Накладывая ему в тарелку побольше, Полина Степановна все старалась не глядеть на сына, он бы мог угадать, о чем она думала в этот момент, и это было бы нехорошо.
– Хороший вы, Захар, – вздохнула Полина Степановна, – я вот почти не знаю вас, только со слов Тихона. Вы заходите к нам. Как приедете, так и заходите, буду всегда вам рада. Вы очень хороший.

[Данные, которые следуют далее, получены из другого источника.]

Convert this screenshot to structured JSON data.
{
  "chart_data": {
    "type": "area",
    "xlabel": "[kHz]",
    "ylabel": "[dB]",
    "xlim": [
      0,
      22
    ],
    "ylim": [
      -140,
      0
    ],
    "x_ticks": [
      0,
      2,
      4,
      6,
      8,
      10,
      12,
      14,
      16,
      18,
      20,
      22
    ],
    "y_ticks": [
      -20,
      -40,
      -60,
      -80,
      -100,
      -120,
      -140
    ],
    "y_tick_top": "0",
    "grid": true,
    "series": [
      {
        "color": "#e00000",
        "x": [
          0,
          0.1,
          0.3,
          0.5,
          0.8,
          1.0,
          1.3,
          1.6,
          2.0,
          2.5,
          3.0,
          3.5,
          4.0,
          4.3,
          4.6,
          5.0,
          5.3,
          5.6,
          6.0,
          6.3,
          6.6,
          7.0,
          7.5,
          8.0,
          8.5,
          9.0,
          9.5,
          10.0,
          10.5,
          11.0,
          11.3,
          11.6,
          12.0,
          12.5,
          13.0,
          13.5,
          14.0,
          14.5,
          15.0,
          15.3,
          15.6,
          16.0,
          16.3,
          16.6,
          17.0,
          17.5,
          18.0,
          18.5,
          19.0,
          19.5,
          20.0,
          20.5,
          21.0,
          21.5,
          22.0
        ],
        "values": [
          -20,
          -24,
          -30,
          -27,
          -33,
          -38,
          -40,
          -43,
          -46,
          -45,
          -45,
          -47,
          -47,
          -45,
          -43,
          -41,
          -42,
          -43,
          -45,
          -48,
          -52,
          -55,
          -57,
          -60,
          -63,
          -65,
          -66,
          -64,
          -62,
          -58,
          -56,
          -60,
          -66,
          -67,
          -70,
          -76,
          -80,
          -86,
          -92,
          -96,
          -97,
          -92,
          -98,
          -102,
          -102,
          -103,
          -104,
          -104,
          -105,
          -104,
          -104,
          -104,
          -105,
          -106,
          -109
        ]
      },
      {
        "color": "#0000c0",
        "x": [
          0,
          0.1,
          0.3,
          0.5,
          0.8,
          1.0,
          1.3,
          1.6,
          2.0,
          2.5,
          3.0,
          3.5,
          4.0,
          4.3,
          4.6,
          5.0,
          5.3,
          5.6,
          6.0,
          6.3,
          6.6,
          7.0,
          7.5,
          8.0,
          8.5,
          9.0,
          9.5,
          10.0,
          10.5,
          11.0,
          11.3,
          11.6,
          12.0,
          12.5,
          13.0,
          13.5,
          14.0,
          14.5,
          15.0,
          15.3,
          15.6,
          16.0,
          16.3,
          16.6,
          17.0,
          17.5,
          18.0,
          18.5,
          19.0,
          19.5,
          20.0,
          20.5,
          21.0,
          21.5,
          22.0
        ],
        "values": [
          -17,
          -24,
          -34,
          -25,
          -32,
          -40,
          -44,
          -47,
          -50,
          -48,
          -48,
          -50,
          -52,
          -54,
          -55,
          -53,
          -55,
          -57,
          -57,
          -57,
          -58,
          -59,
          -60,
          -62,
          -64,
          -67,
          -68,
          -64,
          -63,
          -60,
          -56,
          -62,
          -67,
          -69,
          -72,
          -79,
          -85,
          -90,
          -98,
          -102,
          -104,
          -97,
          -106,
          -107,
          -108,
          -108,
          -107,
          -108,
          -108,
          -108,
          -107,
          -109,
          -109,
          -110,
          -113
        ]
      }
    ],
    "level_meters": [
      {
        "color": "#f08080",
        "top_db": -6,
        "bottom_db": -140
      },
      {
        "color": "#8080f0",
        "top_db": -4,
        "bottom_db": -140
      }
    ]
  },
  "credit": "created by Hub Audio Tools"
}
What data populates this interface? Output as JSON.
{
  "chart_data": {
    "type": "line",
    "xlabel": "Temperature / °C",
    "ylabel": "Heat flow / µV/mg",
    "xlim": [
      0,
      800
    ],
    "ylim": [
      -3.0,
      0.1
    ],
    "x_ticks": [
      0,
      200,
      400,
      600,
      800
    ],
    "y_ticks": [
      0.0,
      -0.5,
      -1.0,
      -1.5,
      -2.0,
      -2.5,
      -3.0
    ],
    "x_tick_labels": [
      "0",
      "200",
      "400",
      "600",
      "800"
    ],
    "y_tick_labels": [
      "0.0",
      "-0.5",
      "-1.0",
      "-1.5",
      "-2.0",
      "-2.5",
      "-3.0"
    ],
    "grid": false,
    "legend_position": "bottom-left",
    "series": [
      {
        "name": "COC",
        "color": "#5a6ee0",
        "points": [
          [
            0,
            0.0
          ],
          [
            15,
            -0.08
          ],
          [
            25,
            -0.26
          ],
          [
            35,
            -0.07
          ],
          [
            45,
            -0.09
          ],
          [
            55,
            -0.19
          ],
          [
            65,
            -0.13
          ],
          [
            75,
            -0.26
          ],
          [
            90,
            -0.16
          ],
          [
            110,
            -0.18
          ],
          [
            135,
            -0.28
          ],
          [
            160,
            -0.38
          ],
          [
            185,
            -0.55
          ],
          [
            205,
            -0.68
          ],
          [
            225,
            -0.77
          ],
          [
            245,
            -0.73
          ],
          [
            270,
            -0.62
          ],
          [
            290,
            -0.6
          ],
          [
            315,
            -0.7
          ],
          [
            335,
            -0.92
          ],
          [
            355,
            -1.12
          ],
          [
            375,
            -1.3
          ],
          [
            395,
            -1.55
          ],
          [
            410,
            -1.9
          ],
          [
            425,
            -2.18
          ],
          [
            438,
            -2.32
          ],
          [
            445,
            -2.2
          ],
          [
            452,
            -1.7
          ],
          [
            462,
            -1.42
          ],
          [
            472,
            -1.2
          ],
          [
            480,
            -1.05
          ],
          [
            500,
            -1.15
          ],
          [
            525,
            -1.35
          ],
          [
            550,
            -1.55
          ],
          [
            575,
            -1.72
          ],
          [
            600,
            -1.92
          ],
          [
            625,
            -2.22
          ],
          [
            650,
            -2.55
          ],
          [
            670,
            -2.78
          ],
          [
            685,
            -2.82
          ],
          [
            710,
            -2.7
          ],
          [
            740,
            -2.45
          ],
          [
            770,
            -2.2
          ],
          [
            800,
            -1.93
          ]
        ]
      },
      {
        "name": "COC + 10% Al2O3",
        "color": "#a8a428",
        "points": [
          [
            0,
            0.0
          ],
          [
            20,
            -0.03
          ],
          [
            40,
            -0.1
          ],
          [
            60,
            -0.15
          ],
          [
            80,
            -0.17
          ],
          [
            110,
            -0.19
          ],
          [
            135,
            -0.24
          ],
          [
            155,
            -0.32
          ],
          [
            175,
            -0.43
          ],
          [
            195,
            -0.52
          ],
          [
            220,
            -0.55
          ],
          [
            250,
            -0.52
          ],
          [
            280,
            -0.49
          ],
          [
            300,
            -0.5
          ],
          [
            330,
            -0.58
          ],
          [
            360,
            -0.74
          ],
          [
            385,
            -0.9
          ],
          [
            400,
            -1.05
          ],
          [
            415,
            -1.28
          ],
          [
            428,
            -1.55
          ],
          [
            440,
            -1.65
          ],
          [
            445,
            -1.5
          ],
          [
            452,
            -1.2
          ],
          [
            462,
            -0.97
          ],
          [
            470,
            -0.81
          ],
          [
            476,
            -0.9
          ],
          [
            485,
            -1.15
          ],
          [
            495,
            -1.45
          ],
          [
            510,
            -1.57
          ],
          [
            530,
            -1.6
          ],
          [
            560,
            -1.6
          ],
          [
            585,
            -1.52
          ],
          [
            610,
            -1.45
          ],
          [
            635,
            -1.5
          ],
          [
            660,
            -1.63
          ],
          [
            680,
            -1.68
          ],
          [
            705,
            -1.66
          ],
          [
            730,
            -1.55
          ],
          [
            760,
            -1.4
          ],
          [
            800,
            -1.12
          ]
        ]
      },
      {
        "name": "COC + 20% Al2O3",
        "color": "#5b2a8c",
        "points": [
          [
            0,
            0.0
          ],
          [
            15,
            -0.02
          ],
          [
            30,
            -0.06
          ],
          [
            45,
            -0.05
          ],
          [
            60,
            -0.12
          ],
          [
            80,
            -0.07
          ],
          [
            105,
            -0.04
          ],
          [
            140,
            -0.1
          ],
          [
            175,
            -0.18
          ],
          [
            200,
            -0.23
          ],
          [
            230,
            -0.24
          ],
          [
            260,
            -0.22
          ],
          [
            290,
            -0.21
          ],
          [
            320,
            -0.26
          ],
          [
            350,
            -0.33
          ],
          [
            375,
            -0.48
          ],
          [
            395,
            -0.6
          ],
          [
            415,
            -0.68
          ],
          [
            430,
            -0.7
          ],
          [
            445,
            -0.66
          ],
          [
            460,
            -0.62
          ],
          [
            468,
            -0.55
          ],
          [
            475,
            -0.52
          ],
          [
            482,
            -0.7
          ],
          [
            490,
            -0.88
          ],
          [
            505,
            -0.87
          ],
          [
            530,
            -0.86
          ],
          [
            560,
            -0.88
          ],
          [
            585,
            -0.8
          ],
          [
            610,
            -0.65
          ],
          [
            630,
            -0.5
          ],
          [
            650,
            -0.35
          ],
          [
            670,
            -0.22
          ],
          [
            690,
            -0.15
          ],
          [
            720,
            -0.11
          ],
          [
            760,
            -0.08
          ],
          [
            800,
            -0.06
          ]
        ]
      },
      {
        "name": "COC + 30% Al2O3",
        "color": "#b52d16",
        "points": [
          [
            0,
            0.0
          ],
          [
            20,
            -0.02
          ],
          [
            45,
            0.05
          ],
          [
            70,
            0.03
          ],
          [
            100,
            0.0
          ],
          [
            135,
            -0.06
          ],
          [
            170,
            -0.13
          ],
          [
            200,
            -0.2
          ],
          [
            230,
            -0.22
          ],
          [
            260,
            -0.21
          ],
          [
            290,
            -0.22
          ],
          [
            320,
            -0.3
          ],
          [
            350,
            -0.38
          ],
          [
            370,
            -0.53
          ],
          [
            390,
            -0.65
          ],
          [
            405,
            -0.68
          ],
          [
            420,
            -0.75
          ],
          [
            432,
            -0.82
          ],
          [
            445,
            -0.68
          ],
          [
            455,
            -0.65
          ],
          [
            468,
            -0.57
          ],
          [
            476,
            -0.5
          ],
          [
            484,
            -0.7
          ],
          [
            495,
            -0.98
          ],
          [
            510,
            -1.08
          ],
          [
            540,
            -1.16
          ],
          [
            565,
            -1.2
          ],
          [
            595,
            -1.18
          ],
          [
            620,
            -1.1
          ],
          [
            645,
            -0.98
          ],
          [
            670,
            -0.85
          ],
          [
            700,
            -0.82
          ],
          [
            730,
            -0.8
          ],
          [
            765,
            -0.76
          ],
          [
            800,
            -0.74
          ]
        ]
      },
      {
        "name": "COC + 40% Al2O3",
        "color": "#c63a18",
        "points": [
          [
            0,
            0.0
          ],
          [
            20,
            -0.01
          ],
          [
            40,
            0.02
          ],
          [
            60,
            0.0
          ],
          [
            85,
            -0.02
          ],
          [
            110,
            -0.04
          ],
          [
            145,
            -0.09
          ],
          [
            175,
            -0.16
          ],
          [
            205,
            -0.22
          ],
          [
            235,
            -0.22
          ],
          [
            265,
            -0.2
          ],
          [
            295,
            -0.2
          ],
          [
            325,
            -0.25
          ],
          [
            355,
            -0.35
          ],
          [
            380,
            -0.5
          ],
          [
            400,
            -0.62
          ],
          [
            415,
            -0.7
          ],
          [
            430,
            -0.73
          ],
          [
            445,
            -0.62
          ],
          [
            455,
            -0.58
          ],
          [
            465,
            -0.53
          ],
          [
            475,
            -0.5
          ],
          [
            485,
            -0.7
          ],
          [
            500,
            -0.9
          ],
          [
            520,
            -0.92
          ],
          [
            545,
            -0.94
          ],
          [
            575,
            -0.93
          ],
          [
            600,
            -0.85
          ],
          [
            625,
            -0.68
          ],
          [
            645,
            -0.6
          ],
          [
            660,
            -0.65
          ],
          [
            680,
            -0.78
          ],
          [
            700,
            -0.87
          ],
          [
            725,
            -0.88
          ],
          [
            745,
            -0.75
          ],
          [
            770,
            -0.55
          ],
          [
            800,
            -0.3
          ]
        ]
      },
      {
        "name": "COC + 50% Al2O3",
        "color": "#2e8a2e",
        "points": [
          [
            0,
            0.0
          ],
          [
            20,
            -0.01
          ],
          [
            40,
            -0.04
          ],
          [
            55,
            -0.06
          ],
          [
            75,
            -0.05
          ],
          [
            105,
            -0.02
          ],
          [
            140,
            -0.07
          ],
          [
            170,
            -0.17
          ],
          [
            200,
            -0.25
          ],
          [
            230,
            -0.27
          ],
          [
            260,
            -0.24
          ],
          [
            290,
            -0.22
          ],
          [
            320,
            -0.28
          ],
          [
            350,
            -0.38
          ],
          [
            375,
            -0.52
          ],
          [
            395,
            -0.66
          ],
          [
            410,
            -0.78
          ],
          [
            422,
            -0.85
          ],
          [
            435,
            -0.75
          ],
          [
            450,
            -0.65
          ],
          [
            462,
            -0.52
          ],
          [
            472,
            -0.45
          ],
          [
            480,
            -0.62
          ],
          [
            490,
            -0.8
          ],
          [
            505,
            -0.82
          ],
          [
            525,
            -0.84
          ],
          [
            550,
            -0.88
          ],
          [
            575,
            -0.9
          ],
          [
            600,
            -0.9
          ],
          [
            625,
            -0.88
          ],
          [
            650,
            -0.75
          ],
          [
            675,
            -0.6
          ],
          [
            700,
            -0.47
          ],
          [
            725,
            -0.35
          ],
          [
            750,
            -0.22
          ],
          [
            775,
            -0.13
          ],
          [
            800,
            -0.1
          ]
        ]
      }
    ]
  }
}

– Как же, палец в рот не клади, по локоть могу отхватить, – смутился Захар и стал есть душистую баранину. – Знаете, мамаша Полина Степановна, – он поднял глаза от тарелки, – сейчас недосуг хорошим быть, времени не хватает. Не знаю, у кого как, а у мужика новая-то жизнь не сразу выходит, наизнанку его ненароком выворачивает. Вот ваш сын – начальник, секретарь, много можно ему рассказать. Трудно мужику с непривычки-то, непривычно как-то. Мужик любит на сходах, на гульбищах с другими пошуметь, да ведь горе в жизни он веревочкой завивать сам с собой привык, без постороннего глазу. А его сейчас нутро заставляют наружу перед всеми выложить – к такому-то сразу не привыкнешь, Тихон.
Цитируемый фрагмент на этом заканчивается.